I’m further assuming that the API actually getting called over and over is b2_get_file_info : if I could make the pack files larger this would, at least in my use case, greatly reduce the number of files that live in the repo, and thus a prune would result in a lot fewer API calls, and that would change my daily prune cost from 8c down to 4c! :grinning:

But really, I’m just trying to dig into how it all works… because this is at least as interesting as my day job. :wink:

You got the hierarchy right, chunks from the chunker are used as blobs, then bundled into pack files. The limit for the pack file is configured in internal/repository/packer_manager.go here. As soon as a pack file is larger than 4MiB, it’s uploaded to the repo. You can play around with the value to get larger pack files.

Yeah, we’re aware that the prune function can be optimized a lot. We’re very conservative with that, because it’s the one function which really deletes data permanently. If we get it wrong, it’ll destroy peoples backup.

Cool. Your comment about slow-rolling any changes to prune makes perfect sense to me:
safety here is clearly the better part of valor. Can I help out by testing or profiling things more?

Not really, sorry. It’s on the todo list, but other things are more important right now (such as the new archiver code (#1494)).

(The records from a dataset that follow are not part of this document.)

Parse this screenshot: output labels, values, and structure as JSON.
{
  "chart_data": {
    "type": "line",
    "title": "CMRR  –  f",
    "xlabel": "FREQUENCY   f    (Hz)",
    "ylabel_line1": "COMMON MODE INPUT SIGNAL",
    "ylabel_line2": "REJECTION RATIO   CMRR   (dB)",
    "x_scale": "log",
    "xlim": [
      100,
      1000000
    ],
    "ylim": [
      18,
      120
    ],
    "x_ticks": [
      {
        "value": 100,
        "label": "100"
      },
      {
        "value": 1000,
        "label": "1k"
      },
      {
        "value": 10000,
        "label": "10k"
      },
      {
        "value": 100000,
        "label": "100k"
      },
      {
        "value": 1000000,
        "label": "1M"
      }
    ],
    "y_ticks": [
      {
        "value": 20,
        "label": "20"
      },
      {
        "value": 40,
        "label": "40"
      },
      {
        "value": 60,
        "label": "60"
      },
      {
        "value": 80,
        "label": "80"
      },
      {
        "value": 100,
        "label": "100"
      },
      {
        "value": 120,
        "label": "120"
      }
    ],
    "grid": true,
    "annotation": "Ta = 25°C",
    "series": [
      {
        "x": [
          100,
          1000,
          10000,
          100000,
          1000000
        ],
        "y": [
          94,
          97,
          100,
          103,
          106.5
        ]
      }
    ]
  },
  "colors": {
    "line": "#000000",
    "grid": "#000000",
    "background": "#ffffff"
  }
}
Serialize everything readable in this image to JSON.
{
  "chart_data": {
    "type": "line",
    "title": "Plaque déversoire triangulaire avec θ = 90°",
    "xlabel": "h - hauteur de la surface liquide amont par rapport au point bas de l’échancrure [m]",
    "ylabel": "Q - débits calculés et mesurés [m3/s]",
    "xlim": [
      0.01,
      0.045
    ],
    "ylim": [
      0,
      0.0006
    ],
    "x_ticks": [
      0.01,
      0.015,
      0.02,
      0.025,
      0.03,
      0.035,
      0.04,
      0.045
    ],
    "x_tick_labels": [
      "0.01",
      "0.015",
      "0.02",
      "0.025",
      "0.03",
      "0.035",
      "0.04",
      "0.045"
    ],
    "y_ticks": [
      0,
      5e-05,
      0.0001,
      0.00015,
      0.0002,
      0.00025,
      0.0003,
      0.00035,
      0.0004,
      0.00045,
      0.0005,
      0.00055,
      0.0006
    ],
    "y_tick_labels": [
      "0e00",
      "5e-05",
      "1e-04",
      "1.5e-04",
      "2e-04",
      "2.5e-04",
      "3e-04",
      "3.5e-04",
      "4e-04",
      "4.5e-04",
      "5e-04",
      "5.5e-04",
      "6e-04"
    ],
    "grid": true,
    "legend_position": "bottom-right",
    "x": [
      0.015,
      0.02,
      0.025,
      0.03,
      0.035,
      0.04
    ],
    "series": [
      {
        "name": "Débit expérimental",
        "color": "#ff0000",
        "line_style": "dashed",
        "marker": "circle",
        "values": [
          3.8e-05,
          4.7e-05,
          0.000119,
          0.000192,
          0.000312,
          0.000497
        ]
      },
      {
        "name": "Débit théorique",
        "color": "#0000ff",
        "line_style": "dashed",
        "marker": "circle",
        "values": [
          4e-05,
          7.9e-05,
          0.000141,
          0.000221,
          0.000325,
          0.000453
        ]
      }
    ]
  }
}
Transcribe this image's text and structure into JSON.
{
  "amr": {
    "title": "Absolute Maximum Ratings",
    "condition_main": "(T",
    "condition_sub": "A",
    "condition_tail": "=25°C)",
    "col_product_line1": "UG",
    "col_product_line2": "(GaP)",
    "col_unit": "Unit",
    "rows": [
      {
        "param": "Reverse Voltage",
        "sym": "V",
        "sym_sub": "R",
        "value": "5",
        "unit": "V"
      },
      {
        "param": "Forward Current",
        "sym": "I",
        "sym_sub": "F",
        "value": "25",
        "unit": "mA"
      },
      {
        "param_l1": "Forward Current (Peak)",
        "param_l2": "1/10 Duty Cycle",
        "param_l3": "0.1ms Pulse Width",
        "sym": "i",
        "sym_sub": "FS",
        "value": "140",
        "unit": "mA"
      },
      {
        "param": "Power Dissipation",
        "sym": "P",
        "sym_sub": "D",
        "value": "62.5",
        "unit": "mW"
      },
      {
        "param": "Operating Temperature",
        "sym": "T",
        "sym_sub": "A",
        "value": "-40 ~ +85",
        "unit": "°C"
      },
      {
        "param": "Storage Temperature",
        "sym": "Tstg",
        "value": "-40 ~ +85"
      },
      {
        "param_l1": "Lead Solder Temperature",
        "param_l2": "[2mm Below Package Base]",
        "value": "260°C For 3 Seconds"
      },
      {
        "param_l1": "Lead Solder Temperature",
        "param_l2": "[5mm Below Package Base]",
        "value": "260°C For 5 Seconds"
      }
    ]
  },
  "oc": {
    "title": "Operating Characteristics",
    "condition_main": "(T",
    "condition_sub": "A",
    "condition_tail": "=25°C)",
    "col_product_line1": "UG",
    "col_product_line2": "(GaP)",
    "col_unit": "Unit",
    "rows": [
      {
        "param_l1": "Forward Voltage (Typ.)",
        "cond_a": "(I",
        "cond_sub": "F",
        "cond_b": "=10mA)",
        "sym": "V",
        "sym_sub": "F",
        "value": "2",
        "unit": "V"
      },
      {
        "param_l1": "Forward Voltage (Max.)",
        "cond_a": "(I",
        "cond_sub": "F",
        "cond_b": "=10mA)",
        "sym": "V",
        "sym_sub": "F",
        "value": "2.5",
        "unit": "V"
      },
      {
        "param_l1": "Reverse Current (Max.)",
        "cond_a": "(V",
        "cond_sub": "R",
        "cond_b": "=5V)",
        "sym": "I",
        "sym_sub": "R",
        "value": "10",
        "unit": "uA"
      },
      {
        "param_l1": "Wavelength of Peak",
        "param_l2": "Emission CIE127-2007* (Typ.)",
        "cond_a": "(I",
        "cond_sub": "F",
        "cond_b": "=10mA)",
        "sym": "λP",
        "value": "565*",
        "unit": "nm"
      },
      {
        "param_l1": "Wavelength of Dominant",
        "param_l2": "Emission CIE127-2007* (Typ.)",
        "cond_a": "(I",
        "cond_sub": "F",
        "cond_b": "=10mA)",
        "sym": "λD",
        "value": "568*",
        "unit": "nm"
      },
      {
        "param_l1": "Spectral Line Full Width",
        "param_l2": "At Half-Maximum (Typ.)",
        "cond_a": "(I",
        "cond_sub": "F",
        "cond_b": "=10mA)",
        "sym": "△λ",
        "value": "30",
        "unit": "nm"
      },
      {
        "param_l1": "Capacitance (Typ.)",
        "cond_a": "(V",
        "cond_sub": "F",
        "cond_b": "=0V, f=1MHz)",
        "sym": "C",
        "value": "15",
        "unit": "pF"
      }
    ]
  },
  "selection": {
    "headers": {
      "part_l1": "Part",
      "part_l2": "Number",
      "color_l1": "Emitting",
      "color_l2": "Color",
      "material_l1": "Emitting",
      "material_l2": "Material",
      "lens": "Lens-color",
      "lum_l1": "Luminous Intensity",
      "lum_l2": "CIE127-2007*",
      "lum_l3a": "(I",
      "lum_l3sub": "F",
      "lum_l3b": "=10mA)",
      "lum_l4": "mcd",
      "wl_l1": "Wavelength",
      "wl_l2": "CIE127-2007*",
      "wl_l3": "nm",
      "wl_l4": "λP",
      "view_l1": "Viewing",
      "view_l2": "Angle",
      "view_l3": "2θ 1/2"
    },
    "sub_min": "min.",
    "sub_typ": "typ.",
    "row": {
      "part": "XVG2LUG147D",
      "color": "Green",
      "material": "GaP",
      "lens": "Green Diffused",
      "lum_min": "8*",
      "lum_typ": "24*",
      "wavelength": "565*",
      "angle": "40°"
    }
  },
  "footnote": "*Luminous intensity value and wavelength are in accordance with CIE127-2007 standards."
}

just touching base on this; been a few years since this conversation and since then prune a lot better (as well as other improvements) - wondering if can revisit exposing custom blob/pack file sizes.

My current backup set is 550 Gb or so which results in 110k files. Having so many files does make it difficult to work with on the file store backend and would be nice to bring down to say 10k files…

1 Like

This PR allows to set a minimum size for pack files, but it hasn’t been merged yet:

Oh good to see. I will just wait till it (eventually) goes mainline then.